- Died: 1868-05-10 South Head, New South Wales, Australia
- Education: Royal Academy
- Known for: Sculpture
- Spouse: Elizabeth Abrahams

= Charles Abrahams (sculptor) =

Australian sculptor

Charles James Abrahams (died c. 10 May 1868) was a sculptor active in Sydney in the 1840s, reckoned to be the first to practice there.

Abrahams was the son of a successful London architect, and studied under one Swier of the Royal Academy.
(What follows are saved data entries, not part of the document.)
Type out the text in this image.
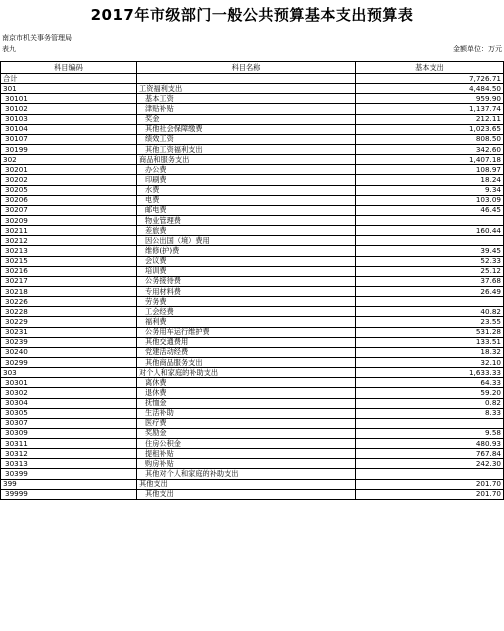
2017年市级部门一般公共预算基本支出预算表
南京市机关事务管理局
表九	金额单位：万元
科目编码	科目名称	基本支出
合计		7,726.71
301	工资福利支出	4,484.50
30101	基本工资	959.90
30102	津贴补贴	1,137.74
30103	奖金	212.11
30104	其他社会保障缴费	1,023.65
30107	绩效工资	808.50
30199	其他工资福利支出	342.60
302	商品和服务支出	1,407.18
30201	办公费	108.97
30202	印刷费	18.24
30205	水费	9.34
30206	电费	103.09
30207	邮电费	46.45
30209	物业管理费	
30211	差旅费	160.44
30212	因公出国（境）费用	
30213	维修(护)费	39.45
30215	会议费	52.33
30216	培训费	25.12
30217	公务接待费	37.68
30218	专用材料费	26.49
30226	劳务费	
30228	工会经费	40.82
30229	福利费	23.55
30231	公务用车运行维护费	531.28
30239	其他交通费用	133.51
30240	党建活动经费	18.32
30299	其他商品服务支出	32.10
303	对个人和家庭的补助支出	1,633.33
30301	离休费	64.33
30302	退休费	59.20
30304	抚恤金	0.82
30305	生活补助	8.33
30307	医疗费	
30309	奖励金	9.58
30311	住房公积金	480.93
30312	提租补贴	767.84
30313	购房补贴	242.30
30399	其他对个人和家庭的补助支出	
399	其他支出	201.70
39999	其他支出	201.70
He arrived in Sydney by way of New Zealand, in 1843, and was an exhibitor at the first exhibition of sculpture to be held in Australia, at the Royal Hotel, Sydney in 1845.

He was responsible for a series of bas relief carving of saints and apostles on the walls of the Roman Catholic cathedral on Church Hill, Sydney.

He held an exhibition at the Society of Fine Arts in Sydney, 1847.

Abrahams was one of the first to use marble excavated from the Abercrombie Caves.

A bust of Sir Henry Parkes (1866), attributed to him, was presented to the Royal Australian Historical Society in 1927.

He died at South Head, New South Wales in 1868.
His wife Elizabeth died in Glebe, New South Wales on 17 October 1869, aged 35 years.

Works by Abrahams have been held by the Tasmanian Museum and Art Gallery, and the Mitchell Library, Sydney.